Irak Cumhurbaşkanı Berhem Salih ve Başbakan Adil Abdulmehdi’nin başsağlığı dileği dışında, eski Iraklı siyasetçi Adnan Paçacı’nın ölümü, ülkesinde pek fazla etki yaratmadı. Paçacı’nın ölümünün ardından yaşanan sessizliğin sebebi çok.
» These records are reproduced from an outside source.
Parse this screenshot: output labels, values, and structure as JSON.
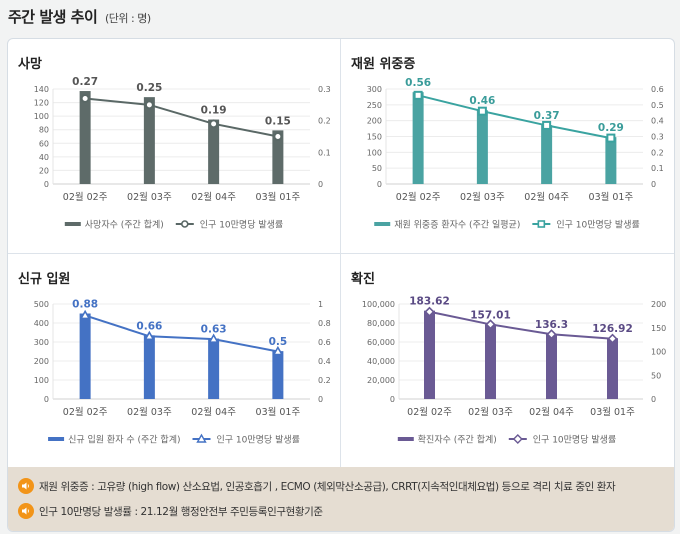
{
  "header": {
    "title": "주간 발생 추이",
    "unit": "(단위 : 명)"
  },
  "chart_data": [
    {
      "type": "bar",
      "title": "사망",
      "categories": [
        "02월 02주",
        "02월 03주",
        "02월 04주",
        "03월 01주"
      ],
      "series": [
        {
          "name": "사망자수 (주간 합계)",
          "type": "bar",
          "axis": "left",
          "values": [
            137,
            128,
            95,
            79
          ]
        },
        {
          "name": "인구 10만명당 발생률",
          "type": "line",
          "axis": "right",
          "marker": "circle",
          "values": [
            0.27,
            0.25,
            0.19,
            0.15
          ],
          "labels": [
            "0.27",
            "0.25",
            "0.19",
            "0.15"
          ]
        }
      ],
      "ylim_left": [
        0,
        140
      ],
      "yticks_left": [
        "0",
        "20",
        "40",
        "60",
        "80",
        "100",
        "120",
        "140"
      ],
      "ylim_right": [
        0,
        0.3
      ],
      "yticks_right": [
        "0",
        "0.1",
        "0.2",
        "0.3"
      ],
      "color": "#5e6b69",
      "line_color": "#5a6866",
      "label_color": "#555555",
      "legend": "bottom",
      "grid": true
    },
    {
      "type": "bar",
      "title": "재원 위중증",
      "categories": [
        "02월 02주",
        "02월 03주",
        "02월 04주",
        "03월 01주"
      ],
      "series": [
        {
          "name": "재원 위중증 환자수 (주간 일평균)",
          "type": "bar",
          "axis": "left",
          "values": [
            290,
            233,
            186,
            148
          ]
        },
        {
          "name": "인구 10만명당 발생률",
          "type": "line",
          "axis": "right",
          "marker": "square",
          "values": [
            0.56,
            0.46,
            0.37,
            0.29
          ],
          "labels": [
            "0.56",
            "0.46",
            "0.37",
            "0.29"
          ]
        }
      ],
      "ylim_left": [
        0,
        300
      ],
      "yticks_left": [
        "0",
        "50",
        "100",
        "150",
        "200",
        "250",
        "300"
      ],
      "ylim_right": [
        0,
        0.6
      ],
      "yticks_right": [
        "0",
        "0.1",
        "0.2",
        "0.3",
        "0.4",
        "0.5",
        "0.6"
      ],
      "color": "#4aa3a2",
      "line_color": "#3aa3a0",
      "label_color": "#3a9c9a",
      "legend": "bottom",
      "grid": true
    },
    {
      "type": "bar",
      "title": "신규 입원",
      "categories": [
        "02월 02주",
        "02월 03주",
        "02월 04주",
        "03월 01주"
      ],
      "series": [
        {
          "name": "신규 입원 환자 수 (주간 합계)",
          "type": "bar",
          "axis": "left",
          "values": [
            450,
            335,
            318,
            252
          ]
        },
        {
          "name": "인구 10만명당 발생률",
          "type": "line",
          "axis": "right",
          "marker": "triangle",
          "values": [
            0.88,
            0.66,
            0.63,
            0.5
          ],
          "labels": [
            "0.88",
            "0.66",
            "0.63",
            "0.5"
          ]
        }
      ],
      "ylim_left": [
        0,
        500
      ],
      "yticks_left": [
        "0",
        "100",
        "200",
        "300",
        "400",
        "500"
      ],
      "ylim_right": [
        0,
        1
      ],
      "yticks_right": [
        "0",
        "0.2",
        "0.4",
        "0.6",
        "0.8",
        "1"
      ],
      "color": "#4472c4",
      "line_color": "#4472c4",
      "label_color": "#4472c4",
      "legend": "bottom",
      "grid": true
    },
    {
      "type": "bar",
      "title": "확진",
      "categories": [
        "02월 02주",
        "02월 03주",
        "02월 04주",
        "03월 01주"
      ],
      "series": [
        {
          "name": "확진자수 (주간 합계)",
          "type": "bar",
          "axis": "left",
          "values": [
            93000,
            78500,
            68500,
            64000
          ]
        },
        {
          "name": "인구 10만명당 발생률",
          "type": "line",
          "axis": "right",
          "marker": "diamond",
          "values": [
            183.62,
            157.01,
            136.3,
            126.92
          ],
          "labels": [
            "183.62",
            "157.01",
            "136.3",
            "126.92"
          ]
        }
      ],
      "ylim_left": [
        0,
        100000
      ],
      "yticks_left": [
        "0",
        "20,000",
        "40,000",
        "60,000",
        "80,000",
        "100,000"
      ],
      "ylim_right": [
        0,
        200
      ],
      "yticks_right": [
        "0",
        "50",
        "100",
        "150",
        "200"
      ],
      "color": "#6a5a94",
      "line_color": "#6a5a94",
      "label_color": "#5a4a84",
      "legend": "bottom",
      "grid": true
    }
  ],
  "notes": [
    {
      "icon": "speaker-icon",
      "text": "재원 위중증 : 고유량 (high flow) 산소요법, 인공호흡기 , ECMO (체외막산소공급), CRRT(지속적인대체요법) 등으로 격리 치료 중인 환자"
    },
    {
      "icon": "speaker-icon",
      "text": "인구 10만명당 발생률 : 21.12월 행정안전부 주민등록인구현황기준"
    }
  ],
  "colors": {
    "background": "#f2f3f3",
    "note_bg": "#e5ddd2",
    "speaker": "#f29418"
  }
}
Bunlardan en önemlisi ise protesto gösterilerinden kaynaklanan öfkeli sesler dışında hiçbir sesin duyulmaması ve aynı şekilde Adnan Paçacı’nın Irak siyasi sahnesinden yıllar önce uzaklaşarak kabuğuna çekilmiş olması.
Hali hazırda devam eden gösterilerde, 2000 ve 2002 doğumlu yeni neslin pek çoğu, Adnan Paçacı isimli Iraklı siyasetçiyi tanımıyor. Babası Muzahim Paçacı, Irak’taki Monarşi’nin başındaki isimdi. Adnan Paçacı, 1959 yılında Irak’ın Birleşmiş Milletler (BM) Daimi Temsilcisi oldu, ancak bugün sokaklara dökülen gençler o dönem henüz doğmamıştı. 1960’lı yıllarda eski Cumhurbaşkanı Abdurrahman Arif başkanlığındaki hükümette Dışişleri Bakanı görevini yürüten Paçacı, başkent Bağdat’taki Tahrir Meydanı’nda başlayan “Tuk Tuk” kuşağı tarafından bilinmiyor.
1968 yılında sürgüne gönderilen Paçacı, eski rejimin muhalifleri kabul edilen Ahmed Chalabi, Muhammed Bakır El-Hekim, Celal Talabani, Mesud Barzani ve İyad Allavi gibi tanınmış siyasetçiler arasında yer almadı. 1990’larda Iraklı muhalifler, ABD liderliğindeki birçok ülkeyi, Saddam Hüseyin’i devirmeye ikna edince, ana gövdesini Şii ve Kürtlerin oluşturduğu güçler, ulusal değişimi tamamlamak için Sünni sembollere yöneldi. Irak, Şii, Sünni ve Kürtlerden oluşan bir yönetimi benimseyen devlet olduktan sonra Paçacı ve Şerif Ali bin Hüseyni ise Sünni Araplar arasında tanınan isimler olarak ön plana çıktı.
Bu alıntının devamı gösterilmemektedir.